Cytomegalovirus (CMV) causes significant morbidity and mortality in solid organ and bone marrow transplant recipients. DNA vaccines can provide both humoral and cellular immunity without exposing immune-compromised persons to replication-competent CMV. We studied the kinetics of CMV vaccine DNA in plasma. The samples were obtained from vaccine recipients who were enrolled in a double-blinded, placebo-controlled clinical trial of an intramuscular, plasmid-based, bivalent DNA vaccine for CMV in stem cell transplant recipients. Residual specimens on patients enrolled in the vaccine trial were saved until the trial was unblinded and published. Quantitative real-time polymerase chain reaction (PCR) was used to detect and quantify CMV glycoprotein B (gB) DNA in plasma from 4 recipients of the vaccine.
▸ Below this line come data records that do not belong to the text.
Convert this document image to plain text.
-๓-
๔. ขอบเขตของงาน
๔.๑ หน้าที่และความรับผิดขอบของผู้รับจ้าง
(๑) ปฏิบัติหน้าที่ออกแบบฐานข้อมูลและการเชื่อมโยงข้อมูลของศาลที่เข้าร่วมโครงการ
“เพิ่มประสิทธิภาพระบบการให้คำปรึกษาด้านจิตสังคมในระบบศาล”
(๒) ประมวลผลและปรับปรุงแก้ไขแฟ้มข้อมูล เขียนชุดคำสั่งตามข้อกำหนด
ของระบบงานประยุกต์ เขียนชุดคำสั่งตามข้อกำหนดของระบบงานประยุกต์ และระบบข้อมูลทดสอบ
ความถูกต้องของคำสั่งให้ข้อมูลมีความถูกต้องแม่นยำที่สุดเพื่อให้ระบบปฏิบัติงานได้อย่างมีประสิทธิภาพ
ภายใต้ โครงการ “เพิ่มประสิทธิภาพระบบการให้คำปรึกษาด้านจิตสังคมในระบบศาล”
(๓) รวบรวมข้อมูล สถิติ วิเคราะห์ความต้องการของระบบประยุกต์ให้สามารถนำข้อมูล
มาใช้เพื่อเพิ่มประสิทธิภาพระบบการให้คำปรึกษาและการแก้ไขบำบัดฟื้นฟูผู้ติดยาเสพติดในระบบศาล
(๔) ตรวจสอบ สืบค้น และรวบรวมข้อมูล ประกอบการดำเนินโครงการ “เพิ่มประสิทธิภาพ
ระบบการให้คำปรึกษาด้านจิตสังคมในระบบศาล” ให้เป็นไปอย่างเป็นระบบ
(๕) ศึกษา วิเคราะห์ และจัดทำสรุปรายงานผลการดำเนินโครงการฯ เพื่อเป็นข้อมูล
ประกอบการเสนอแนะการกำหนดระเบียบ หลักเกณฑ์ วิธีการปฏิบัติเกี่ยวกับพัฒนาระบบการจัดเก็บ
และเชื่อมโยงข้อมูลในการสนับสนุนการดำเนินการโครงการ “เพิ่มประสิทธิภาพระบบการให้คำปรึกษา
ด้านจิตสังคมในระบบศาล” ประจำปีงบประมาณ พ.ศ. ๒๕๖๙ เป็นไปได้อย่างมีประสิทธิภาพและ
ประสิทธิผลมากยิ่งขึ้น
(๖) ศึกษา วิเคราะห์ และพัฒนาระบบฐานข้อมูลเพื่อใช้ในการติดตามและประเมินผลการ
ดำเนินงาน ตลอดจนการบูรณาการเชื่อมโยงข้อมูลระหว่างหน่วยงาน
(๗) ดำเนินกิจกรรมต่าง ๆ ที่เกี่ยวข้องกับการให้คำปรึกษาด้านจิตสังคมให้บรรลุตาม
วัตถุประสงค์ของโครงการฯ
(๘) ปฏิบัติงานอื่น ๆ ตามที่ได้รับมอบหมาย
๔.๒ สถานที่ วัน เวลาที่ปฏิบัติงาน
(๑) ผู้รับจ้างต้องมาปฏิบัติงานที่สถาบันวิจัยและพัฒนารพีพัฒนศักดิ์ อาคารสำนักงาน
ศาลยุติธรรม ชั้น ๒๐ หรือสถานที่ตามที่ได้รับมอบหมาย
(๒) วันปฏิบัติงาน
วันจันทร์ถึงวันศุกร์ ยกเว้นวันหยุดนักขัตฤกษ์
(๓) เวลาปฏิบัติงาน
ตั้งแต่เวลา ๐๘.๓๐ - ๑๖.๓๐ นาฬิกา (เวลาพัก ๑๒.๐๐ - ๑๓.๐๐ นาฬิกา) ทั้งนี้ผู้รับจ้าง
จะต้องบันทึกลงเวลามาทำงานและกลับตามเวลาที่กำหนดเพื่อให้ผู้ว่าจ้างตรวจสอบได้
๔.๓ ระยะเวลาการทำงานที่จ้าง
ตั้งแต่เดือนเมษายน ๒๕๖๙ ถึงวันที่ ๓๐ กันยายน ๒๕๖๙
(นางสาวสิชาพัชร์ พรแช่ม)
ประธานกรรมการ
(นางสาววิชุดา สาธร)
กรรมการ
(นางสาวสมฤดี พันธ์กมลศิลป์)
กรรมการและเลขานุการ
The melting temperature of the vaccine gB amplicon was 62.4°C, compared to 68.8°C, which is seen with the wild-type virus. Sequence analysis revealed that there were 3 mismatches between the fluorescent resonance energy transfer probe and the vaccine DNA sequence. Because preemptive treatment of CMV disease in stem cell transplant patients is based on quantitative PCR analysis of viral sequences in plasma, it is important that vaccine sequences not be confused with those in wild-type virus. Confusion could lead to treatment with toxic medications, potentially compromising the transplant. Effects of PCR target choice and amplicon detection techniques on patient management and vaccine trials are discussed.